Le mouvement est plus général que ces mises à jour, qui peuvent paraître anecdotiques. Nir Eyal, consultant de la Silicon Valley et spécialiste de la captologie (cet art de capter l’attention des utilisateurs), expliquait à L’ADN que de nombreuses entreprises de la tech faisaient désormais appel à ses services pour rendre leurs technologies moins addictives. Il citait notamment les outils d’Apple pour gérer son temps d’écran. Ou Google qui multiplie les expérimentations liées au « bien-être digital ».

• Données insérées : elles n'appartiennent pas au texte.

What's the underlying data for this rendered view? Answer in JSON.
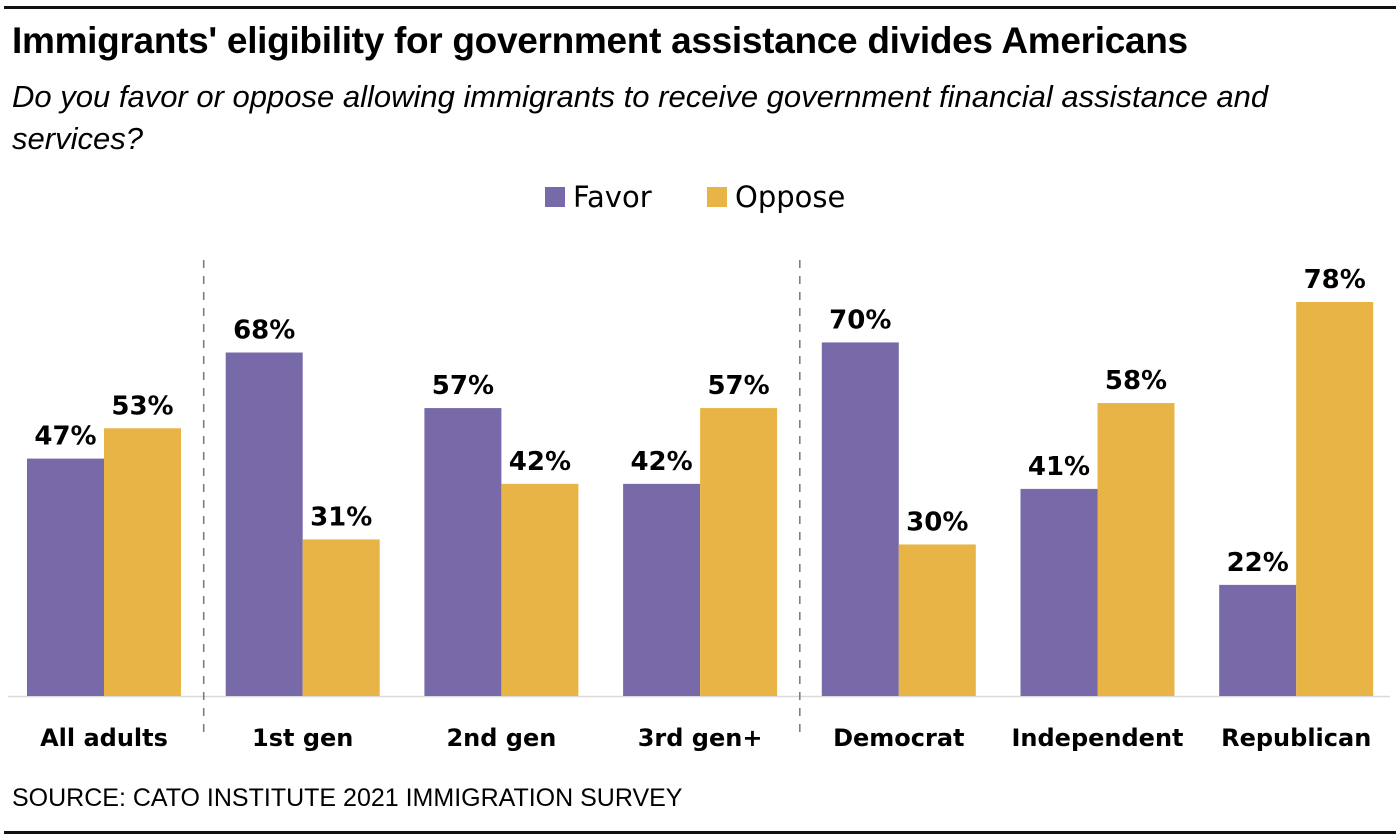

Et Google créa l’agenda papier

Dans une vidéo publiée le 3 octobre 2019 issue de ces expérimentations, Google et son partenaire Studio Design expliquent très sérieusement comment se passer de son smartphone pendant une journée grâce à un morceau de papier plié en 4 sur lequel sont notés les rendez-vous et infos utiles pour la journée. Une « invention » baptisée « Paper phone » fortement inspirée… de l’agenda papier. En moins bien.

Après avoir élaboré des applications et technologies fortement addictives, les GAFA seraient-elles devenues des entreprises philanthropes soucieuses de notre bien-être psychique ? Pas si vite. Ces améliorations servent aussi leur business et sont indispensables à la survie des plateformes sur le long terme. Le but est d’améliorer l’expérience utilisateur pour faire en sorte que ceux-ci perçoivent les plateformes comme des lieux positifs. Et continuent de les utiliser.